= Kuratowski's intersection theorem =

Theorem in topology

In mathematics, Kuratowski's intersection theorem is a result in general topology that gives a sufficient condition for a nested sequence of sets to have a non-empty intersection. Kuratowski's result is a generalisation of Cantor's intersection theorem. Whereas Cantor's result requires that the sets involved be compact, Kuratowski's result allows them to be non-compact, but insists that their non-compactness "tends to zero" in an appropriate sense. The theorem is named for the Polish mathematician Kazimierz Kuratowski, who proved it in 1930.

== Statement of the theorem ==

Let (X, d) be a complete metric space.
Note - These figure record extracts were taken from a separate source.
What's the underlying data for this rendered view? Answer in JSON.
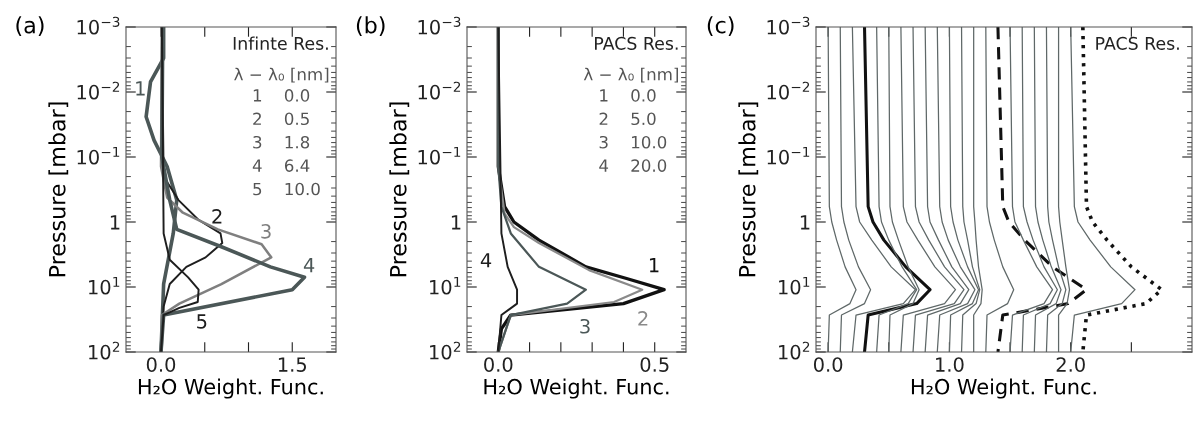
{
  "chart_data": [
    {
      "type": "line",
      "title": "(a)",
      "xlabel": "H₂O Weight. Func.",
      "ylabel": "Pressure [mbar]",
      "log": "y",
      "xlim": [
        -0.4,
        2.0
      ],
      "ylim": [
        100,
        0.001
      ],
      "xticks": [
        {
          "value": 0,
          "label": "0.0"
        },
        {
          "value": 0.5,
          "label": null
        },
        {
          "value": 1.0,
          "label": null
        },
        {
          "value": 1.5,
          "label": "1.5"
        }
      ],
      "yticks": [
        {
          "value": 100,
          "label": "10$^{2}$"
        },
        {
          "value": 10,
          "label": "10$^{1}$"
        },
        1,
        {
          "value": 0.1,
          "label": "10$^{−1}$"
        },
        {
          "value": 0.01,
          "label": "10$^{−2}$"
        },
        {
          "value": 0.001,
          "label": "10$^{−3}$"
        }
      ],
      "series": [
        {
          "color": "#4b5757",
          "x": [
            0.03,
            0.03,
            -0.12,
            -0.17,
            -0.08,
            0.07,
            0.18,
            0.14,
            0.03,
            0
          ],
          "values": [
            0.001,
            0.003,
            0.007,
            0.024,
            0.055,
            0.14,
            0.46,
            1.5,
            9,
            100
          ]
        },
        {
          "color": "#1e1e1e",
          "x": [
            0.01,
            0.03,
            0.2,
            0.43,
            0.68,
            0.7,
            0.51,
            0.29,
            0.1,
            0.03,
            0
          ],
          "values": [
            0.001,
            0.2,
            0.46,
            0.93,
            1.5,
            2.1,
            3.5,
            4.9,
            9,
            20,
            100
          ]
        },
        {
          "color": "#7f7f7f",
          "x": [
            0.01,
            0,
            0.07,
            0.25,
            0.65,
            1.15,
            1.26,
            0.69,
            0.21,
            0.01,
            0
          ],
          "values": [
            0.001,
            0.14,
            0.42,
            0.72,
            1.3,
            2.2,
            3.5,
            9,
            18,
            27,
            100
          ]
        },
        {
          "color": "#4b5757",
          "x": [
            0.02,
            0.01,
            0.1,
            0.18,
            0.69,
            1.25,
            1.64,
            1.5,
            0.03,
            0
          ],
          "values": [
            0.001,
            0.1,
            0.46,
            1.3,
            2.4,
            4.9,
            7.1,
            11,
            27,
            100
          ]
        },
        {
          "color": "#1e1e1e",
          "x": [
            0.01,
            0.03,
            0.1,
            0.31,
            0.43,
            0.42,
            0.21,
            0.03,
            0
          ],
          "values": [
            0.001,
            1.5,
            3.8,
            7.1,
            11,
            17,
            21,
            27,
            100
          ]
        }
      ],
      "annotations": [
        "1",
        "2",
        "3",
        "4",
        "5",
        "Infinte Res.",
        "λ − λ₀ [nm]",
        "1    0.0",
        "2    0.5",
        "3    1.8",
        "4    6.4",
        "5    10.0"
      ]
    },
    {
      "type": "line",
      "title": "(b)",
      "xlabel": "H₂O Weight. Func.",
      "ylabel": "Pressure [mbar]",
      "log": "y",
      "xlim": [
        -0.1,
        0.6
      ],
      "ylim": [
        100,
        0.001
      ],
      "xticks": [
        {
          "value": 0,
          "label": "0.0"
        },
        {
          "value": 0.1,
          "label": null
        },
        {
          "value": 0.2,
          "label": null
        },
        {
          "value": 0.3,
          "label": null
        },
        {
          "value": 0.4,
          "label": null
        },
        {
          "value": 0.5,
          "label": "0.5"
        }
      ],
      "yticks": [
        {
          "value": 100,
          "label": "10$^{2}$"
        },
        {
          "value": 10,
          "label": "10$^{1}$"
        },
        1,
        {
          "value": 0.1,
          "label": "10$^{−1}$"
        },
        {
          "value": 0.01,
          "label": "10$^{−2}$"
        },
        {
          "value": 0.001,
          "label": "10$^{−3}$"
        }
      ],
      "series": [
        {
          "color": "#111111",
          "x": [
            0,
            0,
            0.02,
            0.05,
            0.13,
            0.28,
            0.41,
            0.53,
            0.4,
            0.04,
            0.01,
            0
          ],
          "values": [
            0.001,
            0.14,
            0.58,
            1,
            1.9,
            4.9,
            7.4,
            11,
            18,
            27,
            44,
            100
          ]
        },
        {
          "color": "#8a8a8a",
          "x": [
            0,
            0,
            0.02,
            0.05,
            0.13,
            0.29,
            0.46,
            0.37,
            0.04,
            0
          ],
          "values": [
            0.001,
            0.14,
            0.74,
            1.2,
            2.1,
            5.5,
            11,
            17,
            27,
            100
          ]
        },
        {
          "color": "#4b5757",
          "x": [
            0,
            0,
            0.01,
            0.04,
            0.13,
            0.28,
            0.22,
            0.04,
            0
          ],
          "values": [
            0.001,
            0.14,
            0.58,
            1.5,
            4.9,
            11,
            18,
            27,
            100
          ]
        },
        {
          "color": "#1e1e1e",
          "x": [
            0,
            0.01,
            0.03,
            0.06,
            0.06,
            0.01,
            0
          ],
          "values": [
            0.001,
            1.5,
            4.9,
            11,
            18,
            27,
            100
          ]
        }
      ],
      "annotations": [
        "1",
        "2",
        "3",
        "4",
        "PACS Res.",
        "λ − λ₀ [nm]",
        "1    0.0",
        "2    5.0",
        "3    10.0",
        "4    20.0"
      ]
    },
    {
      "type": "line",
      "title": "(c)",
      "xlabel": "H₂O Weight. Func.",
      "ylabel": "Pressure [mbar]",
      "log": "y",
      "xlim": [
        -0.1,
        3.0
      ],
      "ylim": [
        100,
        0.001
      ],
      "xticks": [
        {
          "value": 0,
          "label": "0.0"
        },
        {
          "value": 0.5,
          "label": null
        },
        {
          "value": 1.0,
          "label": "1.0"
        },
        {
          "value": 1.5,
          "label": null
        },
        {
          "value": 2.0,
          "label": "2.0"
        },
        {
          "value": 2.5,
          "label": null
        }
      ],
      "yticks": [
        {
          "value": 100,
          "label": "10$^{2}$"
        },
        {
          "value": 10,
          "label": "10$^{1}$"
        },
        1,
        {
          "value": 0.1,
          "label": "10$^{−1}$"
        },
        {
          "value": 0.01,
          "label": "10$^{−2}$"
        },
        {
          "value": 0.001,
          "label": "10$^{−3}$"
        }
      ],
      "series": [
        {
          "color": "#5f6868",
          "x": [
            0,
            0.01,
            0.03,
            0.07,
            0.14,
            0.23,
            0.18,
            0.01,
            0
          ],
          "values": [
            0.001,
            0.58,
            1,
            1.9,
            4.9,
            11,
            18,
            27,
            100
          ]
        },
        {
          "color": "#5f6868",
          "x": [
            0.1,
            0.11,
            0.13,
            0.17,
            0.25,
            0.35,
            0.3,
            0.11,
            0.1
          ],
          "values": [
            0.001,
            0.58,
            1,
            1.9,
            4.9,
            11,
            18,
            27,
            100
          ]
        },
        {
          "color": "#5f6868",
          "x": [
            0.2,
            0.23,
            0.26,
            0.36,
            0.52,
            0.72,
            0.62,
            0.23,
            0.2
          ],
          "values": [
            0.001,
            0.58,
            1,
            1.9,
            4.9,
            11,
            18,
            27,
            100
          ]
        },
        {
          "color": "#111111",
          "x": [
            0.3,
            0.33,
            0.37,
            0.46,
            0.64,
            0.84,
            0.73,
            0.33,
            0.3
          ],
          "values": [
            0.001,
            0.58,
            1,
            1.9,
            4.9,
            11,
            18,
            27,
            100
          ]
        },
        {
          "color": "#5f6868",
          "x": [
            0.4,
            0.42,
            0.44,
            0.5,
            0.61,
            0.73,
            0.66,
            0.42,
            0.4
          ],
          "values": [
            0.001,
            0.58,
            1,
            1.9,
            4.9,
            11,
            18,
            27,
            100
          ]
        },
        {
          "color": "#5f6868",
          "x": [
            0.5,
            0.51,
            0.53,
            0.58,
            0.66,
            0.75,
            0.7,
            0.51,
            0.5
          ],
          "values": [
            0.001,
            0.58,
            1,
            1.9,
            4.9,
            11,
            18,
            27,
            100
          ]
        },
        {
          "color": "#5f6868",
          "x": [
            0.6,
            0.62,
            0.65,
            0.74,
            0.88,
            1.05,
            0.96,
            0.62,
            0.6
          ],
          "values": [
            0.001,
            0.58,
            1,
            1.9,
            4.9,
            11,
            18,
            27,
            100
          ]
        },
        {
          "color": "#5f6868",
          "x": [
            0.7,
            0.72,
            0.75,
            0.83,
            0.96,
            1.12,
            1.04,
            0.72,
            0.7
          ],
          "values": [
            0.001,
            0.58,
            1,
            1.9,
            4.9,
            11,
            18,
            27,
            100
          ]
        },
        {
          "color": "#5f6868",
          "x": [
            0.8,
            0.82,
            0.84,
            0.91,
            1.02,
            1.16,
            1.09,
            0.82,
            0.8
          ],
          "values": [
            0.001,
            0.58,
            1,
            1.9,
            4.9,
            11,
            18,
            27,
            100
          ]
        },
        {
          "color": "#5f6868",
          "x": [
            0.9,
            0.92,
            0.94,
            0.99,
            1.09,
            1.21,
            1.15,
            0.92,
            0.9
          ],
          "values": [
            0.001,
            0.58,
            1,
            1.9,
            4.9,
            11,
            18,
            27,
            100
          ]
        },
        {
          "color": "#5f6868",
          "x": [
            1.0,
            1.01,
            1.03,
            1.07,
            1.15,
            1.24,
            1.19,
            1.01,
            1.0
          ],
          "values": [
            0.001,
            0.58,
            1,
            1.9,
            4.9,
            11,
            18,
            27,
            100
          ]
        },
        {
          "color": "#5f6868",
          "x": [
            1.1,
            1.11,
            1.12,
            1.15,
            1.19,
            1.25,
            1.22,
            1.11,
            1.1
          ],
          "values": [
            0.001,
            0.58,
            1,
            1.9,
            4.9,
            11,
            18,
            27,
            100
          ]
        },
        {
          "color": "#5f6868",
          "x": [
            1.2,
            1.2,
            1.21,
            1.22,
            1.24,
            1.27,
            1.26,
            1.2,
            1.2
          ],
          "values": [
            0.001,
            0.58,
            1,
            1.9,
            4.9,
            11,
            18,
            27,
            100
          ]
        },
        {
          "color": "#5f6868",
          "x": [
            1.3,
            1.31,
            1.33,
            1.37,
            1.44,
            1.53,
            1.48,
            1.31,
            1.3
          ],
          "values": [
            0.001,
            0.58,
            1,
            1.9,
            4.9,
            11,
            18,
            27,
            100
          ]
        },
        {
          "color": "#111111",
          "line_style": "dashed",
          "x": [
            1.4,
            1.44,
            1.49,
            1.62,
            1.85,
            2.13,
            1.98,
            1.44,
            1.4
          ],
          "values": [
            0.001,
            0.58,
            1,
            1.9,
            4.9,
            11,
            18,
            27,
            100
          ]
        },
        {
          "color": "#5f6868",
          "x": [
            1.5,
            1.52,
            1.54,
            1.61,
            1.72,
            1.85,
            1.78,
            1.52,
            1.5
          ],
          "values": [
            0.001,
            0.58,
            1,
            1.9,
            4.9,
            11,
            18,
            27,
            100
          ]
        },
        {
          "color": "#5f6868",
          "x": [
            1.6,
            1.61,
            1.64,
            1.69,
            1.78,
            1.89,
            1.83,
            1.61,
            1.6
          ],
          "values": [
            0.001,
            0.58,
            1,
            1.9,
            4.9,
            11,
            18,
            27,
            100
          ]
        },
        {
          "color": "#5f6868",
          "x": [
            1.7,
            1.71,
            1.73,
            1.77,
            1.84,
            1.92,
            1.88,
            1.71,
            1.7
          ],
          "values": [
            0.001,
            0.58,
            1,
            1.9,
            4.9,
            11,
            18,
            27,
            100
          ]
        },
        {
          "color": "#5f6868",
          "x": [
            1.8,
            1.81,
            1.82,
            1.85,
            1.9,
            1.96,
            1.93,
            1.81,
            1.8
          ],
          "values": [
            0.001,
            0.58,
            1,
            1.9,
            4.9,
            11,
            18,
            27,
            100
          ]
        },
        {
          "color": "#5f6868",
          "x": [
            1.9,
            1.9,
            1.91,
            1.93,
            1.96,
            1.99,
            1.97,
            1.9,
            1.9
          ],
          "values": [
            0.001,
            0.58,
            1,
            1.9,
            4.9,
            11,
            18,
            27,
            100
          ]
        },
        {
          "color": "#5f6868",
          "x": [
            2.0,
            2.03,
            2.06,
            2.16,
            2.33,
            2.53,
            2.42,
            2.03,
            2.0
          ],
          "values": [
            0.001,
            0.58,
            1,
            1.9,
            4.9,
            11,
            18,
            27,
            100
          ]
        },
        {
          "color": "#111111",
          "line_style": "dotted",
          "x": [
            2.1,
            2.13,
            2.18,
            2.3,
            2.5,
            2.75,
            2.62,
            2.13,
            2.1
          ],
          "values": [
            0.001,
            0.58,
            1,
            1.9,
            4.9,
            11,
            18,
            27,
            100
          ]
        }
      ],
      "annotations": [
        "PACS Res."
      ]
    }
  ]
}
Given a subset A ⊆ X, its Kuratowski measure of non-compactness α(A) ≥ 0 is defined by
$\alpha(A) = \inf \left\{ r \geq 0 \left| \begin{array}{c} A \text{ can be covered by finitely many subsets} \\ \text{of } X \text{, each with diameter at most } r \end{array} \right. \right\}.$
Note that, if A is itself compact, then α(A) = 0, since every cover of A by open balls of arbitrarily small diameter will have a finite subcover. The converse is also true: if α(A) = 0, then A must be precompact, and indeed compact if A is closed. Also, if A is a subset of B, then α(A) ≤ α(B). In some sense, the quantity α(A) is a numerical description of "how non-compact" the set A is.

Now consider a sequence of sets A_{n} ⊆ X, one for each natural number n. Kuratowski's intersection theorem asserts that if these sets are non-empty, closed, decreasingly nested (i.e. A_{n+1} ⊆ A_{n} for each n), and α(A_{n}) → 0 as n → ∞, then their infinite intersection
$\bigcap_{n \in \mathbb{N}} A_{n}$
is a non-empty compact set.

The result also holds if one works with the ball measure of non-compactness or the separation measure of non-compactness, since these three measures of non-compactness are mutually Lipschitz equivalent; if any one of them tends to zero as n → ∞, then so must the other two.